Unis par la division

Tzipi Livni ayant renoncé à constituer un gouvernement de coalition, de nouvelles élections sont annoncées. Mais le pays continuera de souffrir d’un système politique instable.

De notre correspondant

L’Histoire bégaie, en Israël. Pour la quatrième fois en huit ans, le pays s’achemine vers des élections générales. Après avoir neutralisé le chef du gouvernement, Ehud Olmert, Tzipi Livni avait pourtant battu son rival, Shaul Mofaz, lors des primaires du parti Kadima. Mais elle a plié devant son troisième adversaire, Eli Yishaï, chef du Shas. Dans le marchandage qui prélude à la formation de toute coalition en Israël, le leader du mouvement ultraorthodoxe séfarade s’est montré plus retors que la ministre des Affaires étrangères : il négociait en coulisses avec Benyamin Netanyahu, patron du Likoud (droite). Excédée, Livni a préféré, le 26 octobre, jeter l’éponge.  » Je ne cède pas à l’extorsion, a-t-elle déclaré dans les colonnes du quotidien Maariv. Nous irons aux urnes. Je suis ici non pas pour survivre, mais pour diriger.  » Les élections devraient se tenir au plus tôt dans trois mois, à la fin de janvier.
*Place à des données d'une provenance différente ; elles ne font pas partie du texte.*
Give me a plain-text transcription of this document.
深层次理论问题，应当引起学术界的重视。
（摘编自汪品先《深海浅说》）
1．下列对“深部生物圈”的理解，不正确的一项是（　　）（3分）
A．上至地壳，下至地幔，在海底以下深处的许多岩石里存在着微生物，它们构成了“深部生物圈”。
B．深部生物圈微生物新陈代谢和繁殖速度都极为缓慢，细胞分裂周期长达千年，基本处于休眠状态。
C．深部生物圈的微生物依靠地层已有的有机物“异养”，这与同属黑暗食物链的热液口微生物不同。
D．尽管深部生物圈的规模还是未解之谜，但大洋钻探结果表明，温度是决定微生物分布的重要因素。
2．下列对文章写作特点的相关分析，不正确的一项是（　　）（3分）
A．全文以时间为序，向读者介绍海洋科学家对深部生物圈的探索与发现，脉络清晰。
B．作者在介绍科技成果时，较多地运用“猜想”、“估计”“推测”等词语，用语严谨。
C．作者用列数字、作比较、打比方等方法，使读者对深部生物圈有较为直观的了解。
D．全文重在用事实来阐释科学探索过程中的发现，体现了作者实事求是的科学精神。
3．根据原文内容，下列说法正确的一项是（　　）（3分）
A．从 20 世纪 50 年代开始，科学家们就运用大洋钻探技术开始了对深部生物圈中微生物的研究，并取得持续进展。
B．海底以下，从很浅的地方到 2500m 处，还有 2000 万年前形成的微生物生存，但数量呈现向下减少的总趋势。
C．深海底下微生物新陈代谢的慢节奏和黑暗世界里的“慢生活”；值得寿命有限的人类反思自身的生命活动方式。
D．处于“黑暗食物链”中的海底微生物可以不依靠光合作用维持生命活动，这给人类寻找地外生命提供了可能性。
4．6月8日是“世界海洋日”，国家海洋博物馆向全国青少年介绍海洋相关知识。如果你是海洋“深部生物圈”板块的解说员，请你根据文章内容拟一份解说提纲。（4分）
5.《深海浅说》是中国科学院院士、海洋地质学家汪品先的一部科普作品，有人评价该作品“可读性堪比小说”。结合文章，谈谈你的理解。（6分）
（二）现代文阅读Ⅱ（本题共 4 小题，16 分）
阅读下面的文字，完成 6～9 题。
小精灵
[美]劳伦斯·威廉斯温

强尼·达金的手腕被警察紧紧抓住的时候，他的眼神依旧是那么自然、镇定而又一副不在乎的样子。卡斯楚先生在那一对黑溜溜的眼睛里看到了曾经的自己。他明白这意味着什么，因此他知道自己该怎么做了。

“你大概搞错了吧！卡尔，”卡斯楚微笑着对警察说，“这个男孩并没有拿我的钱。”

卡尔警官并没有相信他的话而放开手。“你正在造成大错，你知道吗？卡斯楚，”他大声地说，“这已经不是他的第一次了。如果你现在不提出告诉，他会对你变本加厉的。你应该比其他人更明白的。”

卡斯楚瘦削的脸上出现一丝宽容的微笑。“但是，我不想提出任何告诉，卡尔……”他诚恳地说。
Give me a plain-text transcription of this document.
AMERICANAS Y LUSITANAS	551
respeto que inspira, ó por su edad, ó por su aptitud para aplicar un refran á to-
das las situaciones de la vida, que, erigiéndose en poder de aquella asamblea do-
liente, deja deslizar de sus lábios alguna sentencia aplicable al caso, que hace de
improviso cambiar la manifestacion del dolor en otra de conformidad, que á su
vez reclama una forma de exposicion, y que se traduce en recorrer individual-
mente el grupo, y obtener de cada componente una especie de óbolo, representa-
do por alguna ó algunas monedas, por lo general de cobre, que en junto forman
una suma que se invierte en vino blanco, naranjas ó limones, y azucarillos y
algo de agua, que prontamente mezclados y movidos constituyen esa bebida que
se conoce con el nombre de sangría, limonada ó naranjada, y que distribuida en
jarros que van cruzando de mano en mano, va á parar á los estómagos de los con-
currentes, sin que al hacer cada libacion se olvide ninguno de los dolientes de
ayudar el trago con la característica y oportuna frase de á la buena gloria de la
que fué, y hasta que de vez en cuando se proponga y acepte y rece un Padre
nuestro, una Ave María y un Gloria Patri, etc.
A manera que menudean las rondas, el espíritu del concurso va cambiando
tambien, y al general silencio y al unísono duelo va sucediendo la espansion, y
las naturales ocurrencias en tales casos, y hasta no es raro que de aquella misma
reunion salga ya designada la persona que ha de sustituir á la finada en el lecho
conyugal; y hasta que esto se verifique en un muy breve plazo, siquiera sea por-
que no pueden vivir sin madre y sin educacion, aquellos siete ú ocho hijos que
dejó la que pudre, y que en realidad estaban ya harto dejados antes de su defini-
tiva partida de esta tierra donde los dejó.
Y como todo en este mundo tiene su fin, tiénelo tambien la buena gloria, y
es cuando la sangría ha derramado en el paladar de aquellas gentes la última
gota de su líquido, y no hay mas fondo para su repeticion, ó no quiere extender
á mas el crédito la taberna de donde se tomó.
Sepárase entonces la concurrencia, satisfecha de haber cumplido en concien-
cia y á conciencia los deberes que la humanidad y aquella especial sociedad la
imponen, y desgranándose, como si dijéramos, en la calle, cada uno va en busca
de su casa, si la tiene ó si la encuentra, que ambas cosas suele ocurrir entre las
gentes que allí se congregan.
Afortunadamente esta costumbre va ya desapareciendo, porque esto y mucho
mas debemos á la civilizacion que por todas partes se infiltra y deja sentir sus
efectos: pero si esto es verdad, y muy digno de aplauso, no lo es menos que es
L’instabilité structurelle du système politique israélien

Ce nouveau rebondissement renvoie l’Etat juif à ses démons, à savoir l’instabilité structurelle de son système politique. Depuis le démarrage du processus de paix, au début des années 1990, pas un seul Premier ministre n’est allé au bout de son mandat.  » Le système est en crise depuis l’accession du Likoud au pouvoir, en 1977, et la fin de la domination des travaillistes, explique Claude Klein, juriste et ancien doyen de la faculté de droit de l’Université hébraïque de Jérusalem. En 1981, ces deux partis réunissaient encore 95 députés sur les 120 de la Knesset. Aujourd’hui, les trois principaux partis ne disposent même pas de la majorité des sièges. L’hétérogénéité de notre société aboutit, via le mode de scrutin proportionnel adopté par Israël, à une atomisation de la représentation. Et cela déstabilise le système.  » Pour remédier à ces maux, le seuil d’entrée à la Knesset a été progressivement relevé de 1 % à 2 % des voix. Mais aucun parti n’a osé modifier le sacro-saint mode de scrutin à la proportionnelle. Et pour cause : une telle réforme nécessite un vote à la majorité absolue, hors de portée sans le soutien des petits partis. Ces derniers n’ont aucun intérêt à introduire une législation qui saperait leur assise parlementaire.

Résultat ? Une structure politique paradoxale.  » D’un côté, elle est extrêmement démocratique ; de l’autre, elle empêche de rassembler suffisamment de pouvoir au sommet de l’Etat pour prendre des décisions impopulaires « , souligne Yaron Ezrahi, professeur de sciences politiques à Jérusalem. Le surplace des négociations de paix avec les Palestiniens est l’un des produits dérivés de cette paralysie quasi institutionnelle.

Tzipi Livni, qui ambitionne de faire de la politique  » autrement « , est prévenue. C’est au système politique tout entier qu’elle s’attaque.